Let us all be and enjoy this site like it should be, but no jokes. We don't want you to enjoy yourselves too much. Let's have everyone here either post nothing but his/her own personal blogs about his/her life, or post whining accusations about how they're being prevented from posting here.
Until now we have not been given a chance for any of you selfish, stand-offish trolls to get to know us or interact with us properly. Well, ok, we have told you all about how we dream about Chris while we're in the bathtub, and how we're sure he wants to jump our bones, and we're so famous nobody can know who we are, and how we want to have a romantic candlelit dinner with him because even though he's married, we're sure he'd cheat on his wife in a heartbeat with us. But damn it, you selfish, standoffish people won't give us a chance to bore you with even more ridiculously silly blogs about ourselves.
I enjoy certain posts and not others. I read and post on the ones I like. I write "great story, Famous", "we missed you, famous", "please entrance me-us with more blogs about me-us". That is, when I'm not posting accusations that I can't post here. No sirree. I can't. And I ignore the ones I don't like. It's called maturity, except when the rest of you follow Carolyn's advice to do that, it's called being stand-offish.
WE LOVE CHRIS AND ARE BIG FANS OF HIS (but obviously some of us love ourselves more, and are bigger fans of ourselves). WE WOULD LIKE IT IF WE COULD ACTUALLY GET ALONG - THE WORLD IS SO BAD WHY CAN'T THIS BE A NICE PLACE TO COME TO? GIVE US A CHANCE! At least, that's what Yoko Ono shrieked on the recording of "Give peace a chance", and she's the only person whose whining is more annoying than mine.
P.S. To anyway who thinks this "joke" is "nasty or unfair", you can sod off. It's on-the-money and well-deserved as far as I'm concerned.
Pan
Aug 18 2006, 12:15 PM
Jeepers, IQ! You forgot to reinforce your true fanniness by telling us how much you enjoyed seeing a movie that never got released. (My apologies to the Aussies in the group. I've been told that word means something altogether different in OZ than it does in the US.)
You really are falling down on the job. Of course, you aren't allowed to post here, so I don't see how you could do otherwise.
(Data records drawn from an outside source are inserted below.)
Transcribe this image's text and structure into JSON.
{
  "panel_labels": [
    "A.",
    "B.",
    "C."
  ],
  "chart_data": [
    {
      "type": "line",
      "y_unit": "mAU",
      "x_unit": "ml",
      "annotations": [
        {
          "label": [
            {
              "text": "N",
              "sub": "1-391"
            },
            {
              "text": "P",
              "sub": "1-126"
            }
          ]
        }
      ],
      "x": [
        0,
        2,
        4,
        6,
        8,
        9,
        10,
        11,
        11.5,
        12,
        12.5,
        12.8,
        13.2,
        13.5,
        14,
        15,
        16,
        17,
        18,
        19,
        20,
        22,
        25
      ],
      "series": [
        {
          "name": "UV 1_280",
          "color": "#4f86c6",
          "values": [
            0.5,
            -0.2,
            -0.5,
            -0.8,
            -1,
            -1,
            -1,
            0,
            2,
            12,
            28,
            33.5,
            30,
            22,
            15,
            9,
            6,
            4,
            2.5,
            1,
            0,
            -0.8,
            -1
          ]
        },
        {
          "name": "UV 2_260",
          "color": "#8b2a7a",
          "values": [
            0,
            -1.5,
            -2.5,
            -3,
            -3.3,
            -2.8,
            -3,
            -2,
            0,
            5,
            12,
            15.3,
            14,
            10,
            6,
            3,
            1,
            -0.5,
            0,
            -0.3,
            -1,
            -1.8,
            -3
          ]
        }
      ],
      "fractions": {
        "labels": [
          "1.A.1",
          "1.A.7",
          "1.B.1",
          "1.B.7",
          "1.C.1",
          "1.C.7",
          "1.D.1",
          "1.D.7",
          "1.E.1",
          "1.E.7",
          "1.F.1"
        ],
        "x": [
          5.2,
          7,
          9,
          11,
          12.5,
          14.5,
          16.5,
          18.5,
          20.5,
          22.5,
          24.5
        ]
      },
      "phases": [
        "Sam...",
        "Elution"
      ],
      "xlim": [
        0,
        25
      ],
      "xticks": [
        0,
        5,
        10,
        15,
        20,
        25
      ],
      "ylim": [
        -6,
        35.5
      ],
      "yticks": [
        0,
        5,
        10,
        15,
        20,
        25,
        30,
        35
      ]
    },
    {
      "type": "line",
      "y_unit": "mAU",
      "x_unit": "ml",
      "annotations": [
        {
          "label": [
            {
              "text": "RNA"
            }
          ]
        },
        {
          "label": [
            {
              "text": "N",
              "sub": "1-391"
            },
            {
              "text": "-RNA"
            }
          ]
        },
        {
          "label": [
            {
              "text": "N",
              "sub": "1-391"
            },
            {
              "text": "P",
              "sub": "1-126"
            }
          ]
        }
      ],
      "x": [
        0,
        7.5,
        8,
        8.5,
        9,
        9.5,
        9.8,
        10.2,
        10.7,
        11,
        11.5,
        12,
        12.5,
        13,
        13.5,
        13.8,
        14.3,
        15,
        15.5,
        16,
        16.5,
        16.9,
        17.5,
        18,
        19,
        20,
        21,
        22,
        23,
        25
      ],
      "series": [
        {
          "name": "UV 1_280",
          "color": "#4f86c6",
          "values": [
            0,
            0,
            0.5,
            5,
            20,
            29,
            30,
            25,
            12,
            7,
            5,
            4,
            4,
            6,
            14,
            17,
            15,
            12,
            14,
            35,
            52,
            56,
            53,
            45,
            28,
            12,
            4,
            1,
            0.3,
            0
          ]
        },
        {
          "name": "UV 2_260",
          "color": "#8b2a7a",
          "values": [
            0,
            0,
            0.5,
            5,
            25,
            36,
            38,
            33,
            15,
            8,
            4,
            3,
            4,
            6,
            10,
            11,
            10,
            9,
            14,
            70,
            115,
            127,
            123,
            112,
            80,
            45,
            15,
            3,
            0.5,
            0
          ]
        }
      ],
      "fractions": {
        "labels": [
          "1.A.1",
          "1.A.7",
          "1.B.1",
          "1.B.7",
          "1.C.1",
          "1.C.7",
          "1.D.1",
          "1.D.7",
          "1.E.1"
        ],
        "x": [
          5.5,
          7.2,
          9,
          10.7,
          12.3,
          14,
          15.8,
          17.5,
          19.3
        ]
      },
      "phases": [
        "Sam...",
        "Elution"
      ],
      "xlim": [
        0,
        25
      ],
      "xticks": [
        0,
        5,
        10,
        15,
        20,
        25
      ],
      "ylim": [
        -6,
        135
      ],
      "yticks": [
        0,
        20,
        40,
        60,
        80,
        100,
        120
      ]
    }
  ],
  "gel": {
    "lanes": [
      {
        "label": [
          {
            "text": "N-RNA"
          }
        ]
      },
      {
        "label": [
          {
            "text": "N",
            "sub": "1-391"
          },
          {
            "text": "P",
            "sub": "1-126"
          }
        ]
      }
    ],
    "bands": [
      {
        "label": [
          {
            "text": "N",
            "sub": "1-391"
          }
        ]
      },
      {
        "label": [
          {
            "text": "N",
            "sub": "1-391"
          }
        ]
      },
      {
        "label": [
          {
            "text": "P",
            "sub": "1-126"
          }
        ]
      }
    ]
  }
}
By the way, I think it's great that, as a movie industry insider, you maintain that idealized glow about the talent (all of) you have to work with. Most insiders are pretty blasé after a few years (or minutes) of standing around in the rain in the wee hours of the morning while the camera moves (and while the actors are warm and dry in their trailers); or after waiting around for hours as actors barricade themselves in their trailers or show up late for call or blow lines continuously or throw their props into the bushes or stalk off because the director wants a close-up at 3am and we don't look our best at 3am. (not that Mr. Potter has EVER been reported as having done that kind of thing, I'm speaking generally here) That kind of hard-core starry-eyedness is hard to maintain. Kudos to you.
Pan
PS, the greatest thing about being born without an umbilical cord is - no belly button. That's how you can tell the old timers from the newtimers. We all have cable jacks instead.
guest
Aug 18 2006, 01:46 PM
Completely ridiculous posts and a waste of time at that.
Pan
Aug 18 2006, 01:50 PM
Carmen, our resident CP bloodhound, tells me that a certain movie actually has been released. (where? Carmen, where?) I stand red-faced and corrected.